Figure 5. Yeast two hybrid analysis of Bud14 and Bud14 mutants with spindle position checkpoint (SPOC) proteins.

(A) Bud14 interacts with Bfa1 but not with Bub2 or Kin4. (B) Bud14-Bfa1 interaction is dependent on Bub2. (C) Bfa1-Bud14 interaction is reduced in Bud14∆SH3 mutant. SGY37 was co-transformed with indicated plasmids. Empty plasmids served as a control for any self-activation. Kel1 served as a positive control. Cells were grown for 2 days on selective agar plates before overlay. Blue color formation was monitored as an indication of protein-protein interaction.

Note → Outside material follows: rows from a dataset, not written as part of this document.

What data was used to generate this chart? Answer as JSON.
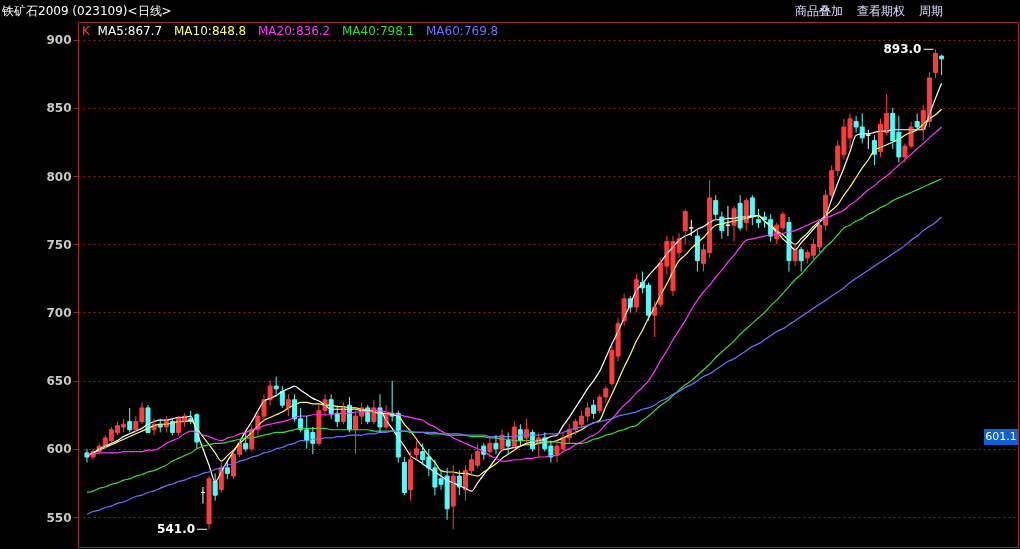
{
  "chart_data": {
    "type": "candlestick",
    "title": "铁矿石2009 (023109)<日线>",
    "categories": [
      null,
      null,
      null,
      null,
      null,
      null,
      null,
      null,
      null,
      null,
      null,
      null,
      null,
      null,
      null,
      null,
      null,
      null,
      null,
      null,
      null,
      null,
      null,
      null,
      null,
      null,
      null,
      null,
      null,
      null,
      null,
      null,
      null,
      null,
      null,
      null,
      null,
      null,
      null,
      null,
      null,
      null,
      null,
      null,
      null,
      null,
      null,
      null,
      null,
      null,
      null,
      null,
      null,
      null,
      null,
      null,
      null,
      null,
      null,
      null,
      null,
      null,
      null,
      null,
      null,
      null,
      null,
      null,
      null,
      null,
      null,
      null,
      null,
      null,
      null,
      null,
      null,
      null,
      null,
      null,
      null,
      null,
      null,
      null,
      null,
      null,
      null,
      null,
      null,
      null,
      null,
      null,
      null,
      null,
      null,
      null,
      null,
      null,
      null,
      null,
      null,
      null,
      null,
      null,
      null,
      null,
      null,
      null,
      null,
      null,
      null,
      null,
      null,
      null,
      null,
      null,
      null,
      null,
      null,
      null,
      null,
      null,
      null,
      null,
      null,
      null,
      null,
      null,
      null,
      null,
      null,
      null,
      null,
      null,
      null,
      null,
      null,
      null,
      null,
      null,
      null
    ],
    "ylim": [
      528,
      913
    ],
    "yticks": [
      550,
      600,
      650,
      700,
      750,
      800,
      850,
      900
    ],
    "grid": "y",
    "legend": "top left",
    "series": [
      {
        "name": "MA5:867.7",
        "type": "line",
        "color": "#ffffff",
        "values": [
          595,
          597,
          600,
          602,
          604,
          606,
          609,
          611,
          613,
          615,
          618,
          620,
          621,
          621,
          622,
          623,
          623,
          624,
          612,
          600,
          588,
          576,
          583,
          591,
          598,
          605,
          613,
          620,
          628,
          635,
          637,
          639,
          642,
          644,
          646,
          643,
          640,
          637,
          635,
          632,
          629,
          629,
          629,
          629,
          629,
          628,
          628,
          628,
          628,
          621,
          615,
          608,
          602,
          595,
          592,
          589,
          586,
          583,
          580,
          577,
          575,
          573,
          571,
          569,
          575,
          581,
          587,
          593,
          599,
          600,
          601,
          602,
          604,
          605,
          606,
          607,
          609,
          610,
          617,
          623,
          630,
          637,
          644,
          650,
          657,
          667,
          677,
          686,
          696,
          706,
          716,
          721,
          727,
          732,
          737,
          743,
          748,
          753,
          756,
          758,
          761,
          763,
          766,
          768,
          768,
          769,
          769,
          770,
          770,
          771,
          771,
          767,
          763,
          759,
          754,
          750,
          746,
          751,
          756,
          761,
          766,
          771,
          783,
          795,
          806,
          818,
          830,
          831,
          831,
          832,
          833,
          833,
          834,
          834,
          834,
          834,
          834,
          834,
          845,
          857,
          868
        ]
      },
      {
        "name": "MA10:848.8",
        "type": "line",
        "color": "#ffff66",
        "values": [
          595,
          597,
          599,
          601,
          603,
          605,
          607,
          609,
          611,
          613,
          615,
          617,
          618,
          618,
          619,
          620,
          620,
          621,
          615,
          609,
          603,
          597,
          591,
          595,
          599,
          604,
          608,
          612,
          617,
          621,
          623,
          625,
          627,
          630,
          632,
          634,
          634,
          633,
          633,
          632,
          632,
          631,
          631,
          630,
          630,
          629,
          628,
          627,
          626,
          626,
          625,
          624,
          618,
          613,
          607,
          601,
          595,
          590,
          584,
          583,
          583,
          582,
          582,
          581,
          580,
          583,
          586,
          589,
          593,
          596,
          599,
          602,
          603,
          603,
          604,
          605,
          605,
          606,
          608,
          610,
          612,
          614,
          617,
          619,
          621,
          631,
          640,
          650,
          660,
          669,
          679,
          687,
          696,
          704,
          713,
          721,
          730,
          738,
          742,
          747,
          751,
          755,
          760,
          764,
          765,
          766,
          767,
          768,
          769,
          770,
          771,
          767,
          764,
          760,
          757,
          753,
          750,
          754,
          758,
          763,
          767,
          771,
          775,
          779,
          786,
          792,
          799,
          806,
          812,
          819,
          821,
          823,
          825,
          827,
          830,
          832,
          834,
          838,
          842,
          845,
          849
        ]
      },
      {
        "name": "MA20:836.2",
        "type": "line",
        "color": "#ff33ff",
        "values": [
          596,
          596,
          597,
          597,
          597,
          597,
          598,
          598,
          598,
          598,
          599,
          599,
          601,
          604,
          606,
          608,
          611,
          613,
          612,
          610,
          609,
          607,
          606,
          608,
          609,
          611,
          612,
          614,
          615,
          617,
          618,
          619,
          620,
          621,
          623,
          624,
          624,
          625,
          625,
          625,
          625,
          626,
          626,
          626,
          627,
          627,
          627,
          628,
          628,
          627,
          626,
          625,
          624,
          623,
          622,
          621,
          618,
          616,
          613,
          611,
          608,
          606,
          604,
          602,
          600,
          598,
          595,
          593,
          591,
          591,
          592,
          592,
          593,
          593,
          594,
          594,
          595,
          595,
          598,
          600,
          603,
          605,
          608,
          610,
          613,
          618,
          622,
          627,
          632,
          636,
          641,
          645,
          650,
          657,
          665,
          672,
          680,
          687,
          694,
          702,
          709,
          715,
          720,
          726,
          731,
          737,
          742,
          748,
          753,
          754,
          755,
          756,
          757,
          757,
          758,
          759,
          760,
          762,
          764,
          766,
          768,
          769,
          771,
          773,
          775,
          779,
          782,
          786,
          790,
          793,
          797,
          800,
          804,
          808,
          812,
          816,
          820,
          824,
          828,
          832,
          836
        ]
      },
      {
        "name": "MA40:798.1",
        "type": "line",
        "color": "#33dd33",
        "values": [
          568,
          569,
          571,
          572,
          574,
          575,
          577,
          578,
          580,
          581,
          583,
          584,
          586,
          588,
          591,
          593,
          595,
          597,
          600,
          602,
          603,
          604,
          604,
          605,
          606,
          607,
          608,
          608,
          609,
          610,
          611,
          612,
          612,
          613,
          614,
          615,
          615,
          615,
          615,
          615,
          614,
          614,
          614,
          614,
          614,
          614,
          614,
          613,
          613,
          613,
          613,
          613,
          613,
          612,
          612,
          612,
          611,
          611,
          611,
          610,
          610,
          610,
          610,
          609,
          609,
          609,
          608,
          608,
          607,
          607,
          606,
          606,
          606,
          606,
          605,
          605,
          605,
          605,
          604,
          604,
          604,
          604,
          605,
          607,
          608,
          610,
          611,
          613,
          614,
          616,
          617,
          621,
          624,
          628,
          632,
          635,
          639,
          643,
          647,
          650,
          654,
          658,
          662,
          667,
          671,
          675,
          679,
          684,
          688,
          692,
          696,
          700,
          705,
          709,
          714,
          719,
          724,
          728,
          733,
          738,
          743,
          748,
          752,
          757,
          762,
          764,
          767,
          769,
          772,
          774,
          777,
          779,
          782,
          784,
          786,
          788,
          790,
          792,
          794,
          796,
          798
        ]
      },
      {
        "name": "MA60:769.8",
        "type": "line",
        "color": "#7070ff",
        "values": [
          552,
          554,
          555,
          557,
          558,
          560,
          561,
          563,
          565,
          566,
          568,
          569,
          571,
          573,
          574,
          576,
          577,
          579,
          580,
          582,
          583,
          585,
          586,
          588,
          589,
          591,
          592,
          594,
          595,
          597,
          598,
          600,
          601,
          603,
          604,
          606,
          606,
          607,
          607,
          608,
          608,
          609,
          609,
          610,
          610,
          610,
          611,
          611,
          612,
          612,
          613,
          613,
          613,
          613,
          612,
          612,
          612,
          612,
          611,
          611,
          611,
          611,
          610,
          610,
          610,
          610,
          609,
          609,
          609,
          609,
          609,
          610,
          610,
          610,
          610,
          611,
          611,
          611,
          612,
          614,
          615,
          616,
          617,
          619,
          620,
          621,
          622,
          624,
          625,
          626,
          627,
          629,
          630,
          632,
          635,
          637,
          640,
          642,
          645,
          647,
          650,
          653,
          655,
          658,
          661,
          664,
          666,
          669,
          672,
          675,
          677,
          680,
          683,
          686,
          688,
          691,
          694,
          697,
          700,
          703,
          706,
          709,
          712,
          715,
          718,
          722,
          725,
          728,
          731,
          734,
          737,
          740,
          743,
          746,
          749,
          753,
          756,
          760,
          763,
          766,
          770
        ]
      },
      {
        "name": "K",
        "color": "#ff3c3c",
        "ohlc": [
          [
            597,
            600,
            590,
            594
          ],
          [
            594,
            600,
            592,
            598
          ],
          [
            598,
            604,
            596,
            602
          ],
          [
            602,
            610,
            600,
            608
          ],
          [
            606,
            616,
            604,
            614
          ],
          [
            612,
            620,
            610,
            617
          ],
          [
            616,
            622,
            612,
            618
          ],
          [
            620,
            630,
            612,
            614
          ],
          [
            614,
            624,
            612,
            620
          ],
          [
            620,
            634,
            618,
            630
          ],
          [
            630,
            632,
            612,
            612
          ],
          [
            614,
            622,
            610,
            618
          ],
          [
            618,
            622,
            612,
            616
          ],
          [
            616,
            624,
            612,
            620
          ],
          [
            620,
            622,
            610,
            612
          ],
          [
            612,
            624,
            610,
            622
          ],
          [
            620,
            626,
            616,
            624
          ],
          [
            622,
            628,
            618,
            620
          ],
          [
            625,
            626,
            600,
            605
          ],
          [
            568,
            572,
            560,
            568
          ],
          [
            545,
            580,
            541,
            578
          ],
          [
            576,
            582,
            562,
            566
          ],
          [
            570,
            590,
            568,
            586
          ],
          [
            586,
            590,
            578,
            582
          ],
          [
            580,
            598,
            578,
            596
          ],
          [
            596,
            606,
            594,
            604
          ],
          [
            604,
            612,
            598,
            600
          ],
          [
            600,
            618,
            598,
            614
          ],
          [
            614,
            628,
            610,
            624
          ],
          [
            624,
            640,
            620,
            636
          ],
          [
            636,
            650,
            632,
            646
          ],
          [
            646,
            653,
            640,
            644
          ],
          [
            642,
            646,
            630,
            632
          ],
          [
            630,
            640,
            624,
            636
          ],
          [
            636,
            640,
            620,
            622
          ],
          [
            622,
            630,
            612,
            614
          ],
          [
            614,
            624,
            600,
            606
          ],
          [
            612,
            616,
            596,
            604
          ],
          [
            604,
            632,
            602,
            628
          ],
          [
            628,
            640,
            624,
            636
          ],
          [
            636,
            640,
            622,
            626
          ],
          [
            626,
            632,
            616,
            620
          ],
          [
            620,
            634,
            618,
            630
          ],
          [
            632,
            638,
            612,
            614
          ],
          [
            614,
            628,
            596,
            624
          ],
          [
            624,
            634,
            618,
            630
          ],
          [
            630,
            632,
            618,
            620
          ],
          [
            620,
            636,
            618,
            630
          ],
          [
            630,
            640,
            612,
            616
          ],
          [
            616,
            632,
            614,
            626
          ],
          [
            626,
            650,
            620,
            624
          ],
          [
            626,
            628,
            590,
            594
          ],
          [
            590,
            594,
            566,
            568
          ],
          [
            570,
            598,
            562,
            592
          ],
          [
            596,
            606,
            592,
            600
          ],
          [
            598,
            604,
            588,
            592
          ],
          [
            594,
            600,
            580,
            586
          ],
          [
            586,
            592,
            566,
            572
          ],
          [
            578,
            584,
            570,
            574
          ],
          [
            580,
            586,
            548,
            556
          ],
          [
            558,
            588,
            541,
            580
          ],
          [
            580,
            584,
            566,
            572
          ],
          [
            570,
            588,
            562,
            584
          ],
          [
            584,
            596,
            580,
            592
          ],
          [
            588,
            604,
            586,
            598
          ],
          [
            602,
            604,
            592,
            596
          ],
          [
            598,
            608,
            594,
            604
          ],
          [
            604,
            610,
            596,
            600
          ],
          [
            600,
            614,
            598,
            610
          ],
          [
            606,
            612,
            596,
            602
          ],
          [
            602,
            620,
            598,
            616
          ],
          [
            614,
            618,
            602,
            606
          ],
          [
            608,
            622,
            604,
            614
          ],
          [
            612,
            614,
            598,
            600
          ],
          [
            604,
            612,
            594,
            608
          ],
          [
            608,
            612,
            598,
            600
          ],
          [
            602,
            606,
            590,
            594
          ],
          [
            596,
            606,
            590,
            602
          ],
          [
            600,
            612,
            598,
            608
          ],
          [
            608,
            618,
            604,
            614
          ],
          [
            614,
            622,
            610,
            620
          ],
          [
            618,
            628,
            614,
            624
          ],
          [
            624,
            634,
            620,
            630
          ],
          [
            632,
            636,
            622,
            626
          ],
          [
            628,
            640,
            626,
            638
          ],
          [
            638,
            646,
            634,
            644
          ],
          [
            648,
            676,
            646,
            672
          ],
          [
            668,
            696,
            664,
            692
          ],
          [
            694,
            714,
            690,
            710
          ],
          [
            710,
            712,
            700,
            704
          ],
          [
            704,
            728,
            700,
            724
          ],
          [
            722,
            730,
            714,
            718
          ],
          [
            720,
            722,
            694,
            698
          ],
          [
            698,
            708,
            682,
            704
          ],
          [
            706,
            740,
            704,
            736
          ],
          [
            734,
            756,
            728,
            752
          ],
          [
            716,
            756,
            712,
            752
          ],
          [
            744,
            758,
            740,
            754
          ],
          [
            760,
            776,
            750,
            774
          ],
          [
            762,
            768,
            756,
            762
          ],
          [
            756,
            760,
            730,
            738
          ],
          [
            736,
            750,
            730,
            746
          ],
          [
            744,
            797,
            740,
            784
          ],
          [
            782,
            786,
            768,
            772
          ],
          [
            770,
            774,
            754,
            760
          ],
          [
            764,
            778,
            756,
            764
          ],
          [
            764,
            778,
            752,
            776
          ],
          [
            780,
            786,
            760,
            762
          ],
          [
            766,
            784,
            760,
            782
          ],
          [
            784,
            786,
            764,
            770
          ],
          [
            768,
            776,
            762,
            766
          ],
          [
            770,
            774,
            762,
            768
          ],
          [
            768,
            772,
            752,
            756
          ],
          [
            754,
            766,
            750,
            764
          ],
          [
            762,
            774,
            760,
            772
          ],
          [
            766,
            770,
            730,
            738
          ],
          [
            738,
            750,
            734,
            746
          ],
          [
            746,
            748,
            730,
            738
          ],
          [
            740,
            746,
            736,
            744
          ],
          [
            742,
            754,
            738,
            750
          ],
          [
            748,
            768,
            744,
            764
          ],
          [
            764,
            790,
            760,
            786
          ],
          [
            786,
            808,
            784,
            804
          ],
          [
            804,
            826,
            800,
            822
          ],
          [
            816,
            842,
            812,
            836
          ],
          [
            828,
            846,
            820,
            842
          ],
          [
            840,
            844,
            832,
            836
          ],
          [
            836,
            846,
            824,
            828
          ],
          [
            830,
            834,
            820,
            830
          ],
          [
            826,
            830,
            808,
            816
          ],
          [
            818,
            842,
            814,
            838
          ],
          [
            832,
            860,
            830,
            846
          ],
          [
            846,
            850,
            820,
            826
          ],
          [
            832,
            844,
            810,
            814
          ],
          [
            814,
            824,
            810,
            822
          ],
          [
            822,
            840,
            820,
            836
          ],
          [
            840,
            846,
            834,
            836
          ],
          [
            834,
            852,
            826,
            848
          ],
          [
            840,
            876,
            836,
            872
          ],
          [
            876,
            893,
            872,
            890
          ],
          [
            888,
            889,
            874,
            886
          ]
        ],
        "colors": [
          "#54fcfc",
          "#ff3c3c",
          "#ff3c3c",
          "#ff3c3c",
          "#ff3c3c",
          "#ff3c3c",
          "#ff3c3c",
          "#54fcfc",
          "#ff3c3c",
          "#ff3c3c",
          "#54fcfc",
          "#ff3c3c",
          "#54fcfc",
          "#ff3c3c",
          "#54fcfc",
          "#ff3c3c",
          "#ff3c3c",
          "#54fcfc",
          "#54fcfc",
          "#ffffff",
          "#ff3c3c",
          "#54fcfc",
          "#ff3c3c",
          "#54fcfc",
          "#ff3c3c",
          "#ff3c3c",
          "#54fcfc",
          "#ff3c3c",
          "#ff3c3c",
          "#ff3c3c",
          "#ff3c3c",
          "#54fcfc",
          "#54fcfc",
          "#ff3c3c",
          "#54fcfc",
          "#54fcfc",
          "#54fcfc",
          "#54fcfc",
          "#ff3c3c",
          "#ff3c3c",
          "#54fcfc",
          "#54fcfc",
          "#ff3c3c",
          "#54fcfc",
          "#ff3c3c",
          "#ff3c3c",
          "#54fcfc",
          "#ff3c3c",
          "#54fcfc",
          "#ff3c3c",
          "#54fcfc",
          "#54fcfc",
          "#54fcfc",
          "#ff3c3c",
          "#ff3c3c",
          "#54fcfc",
          "#54fcfc",
          "#54fcfc",
          "#54fcfc",
          "#54fcfc",
          "#ff3c3c",
          "#54fcfc",
          "#ff3c3c",
          "#ff3c3c",
          "#ff3c3c",
          "#54fcfc",
          "#ff3c3c",
          "#54fcfc",
          "#ff3c3c",
          "#54fcfc",
          "#ff3c3c",
          "#54fcfc",
          "#ff3c3c",
          "#54fcfc",
          "#ff3c3c",
          "#54fcfc",
          "#54fcfc",
          "#ff3c3c",
          "#ff3c3c",
          "#ff3c3c",
          "#ff3c3c",
          "#ff3c3c",
          "#ff3c3c",
          "#54fcfc",
          "#ff3c3c",
          "#ff3c3c",
          "#ff3c3c",
          "#ff3c3c",
          "#ff3c3c",
          "#54fcfc",
          "#ff3c3c",
          "#54fcfc",
          "#54fcfc",
          "#ff3c3c",
          "#ff3c3c",
          "#ff3c3c",
          "#ff3c3c",
          "#ff3c3c",
          "#ff3c3c",
          "#ffffff",
          "#54fcfc",
          "#ff3c3c",
          "#ff3c3c",
          "#54fcfc",
          "#54fcfc",
          "#ffffff",
          "#ff3c3c",
          "#54fcfc",
          "#ff3c3c",
          "#54fcfc",
          "#54fcfc",
          "#54fcfc",
          "#54fcfc",
          "#ff3c3c",
          "#ff3c3c",
          "#54fcfc",
          "#ff3c3c",
          "#54fcfc",
          "#ff3c3c",
          "#ff3c3c",
          "#ff3c3c",
          "#ff3c3c",
          "#ff3c3c",
          "#ff3c3c",
          "#ff3c3c",
          "#ff3c3c",
          "#54fcfc",
          "#54fcfc",
          "#ffffff",
          "#54fcfc",
          "#ff3c3c",
          "#ff3c3c",
          "#54fcfc",
          "#54fcfc",
          "#ff3c3c",
          "#ff3c3c",
          "#54fcfc",
          "#ff3c3c",
          "#ff3c3c",
          "#ff3c3c",
          "#54fcfc"
        ]
      }
    ],
    "annotations": [
      "893.0",
      "541.0",
      "601.1",
      "商品叠加",
      "查看期权",
      "周期"
    ]
  }
}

Figure 5—figure supplement 1. Analysis of Glc7 interaction with spindle position checkpoint (SPOC) components.

Yeast two hybrid assays of Glc7 with Bfa1, Bub2, and Kin4. Bud14 was included as a positive control.

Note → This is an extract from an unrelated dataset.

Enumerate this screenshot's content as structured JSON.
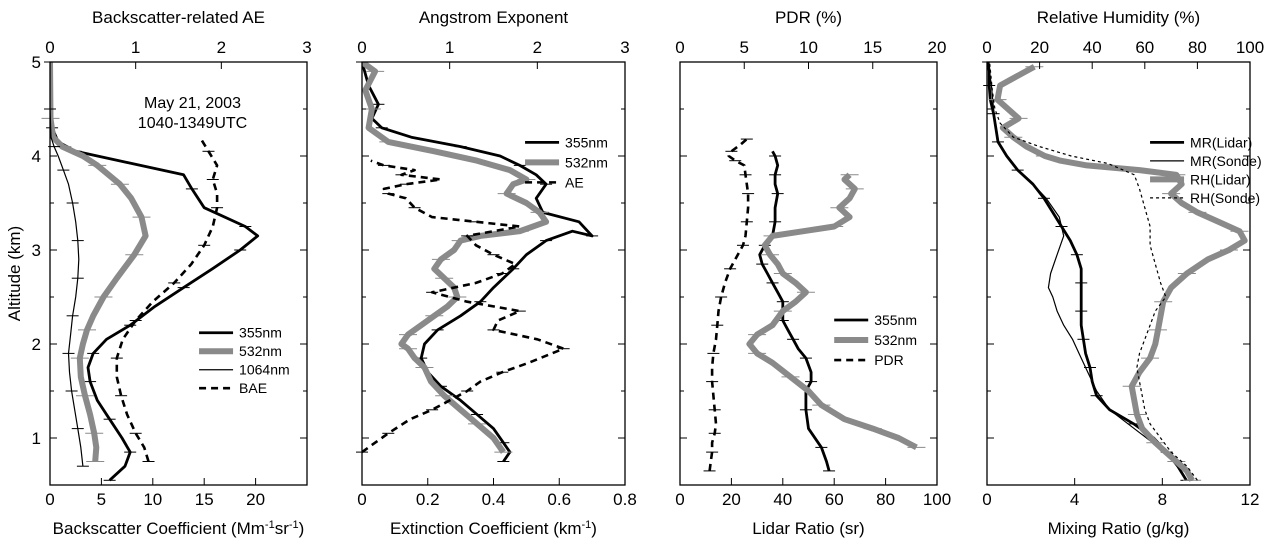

Figure 5—figure supplement 2. SH3 domain of Bud14 is important for Bud14 function in spindle position checkpoint (SPOC).

(A) Endpoint analysis of SPOC deficiency index in bud14∆ kar9∆ cells carrying URA3-based empty plasmid (empty) or BUD14-containing URA3-based plasmids (BUD14, bud14-ΔSH3). Values for controls (empty and BUD14) are identical to those shown in Figure 3A as experiments were performed together. Graphs are average of three independent experiments. A minimum of 100 cells were counted from each strain in each experiment. Error bars show standard deviation. *p<0.05 according to Student’s t-test. (B) Serial dilutions of indicated strains bearing URA3-based empty plasmid (not indicated on figure) or BUD14-containing URA3-based plasmids (BUD14 and bud14-ΔSH3) were spotted on SC-URA plate and grown at indicated temperatures. Controls (lanes 1 and 2) are identical to those shown in Figure 3B as all drops come from the same agar plate.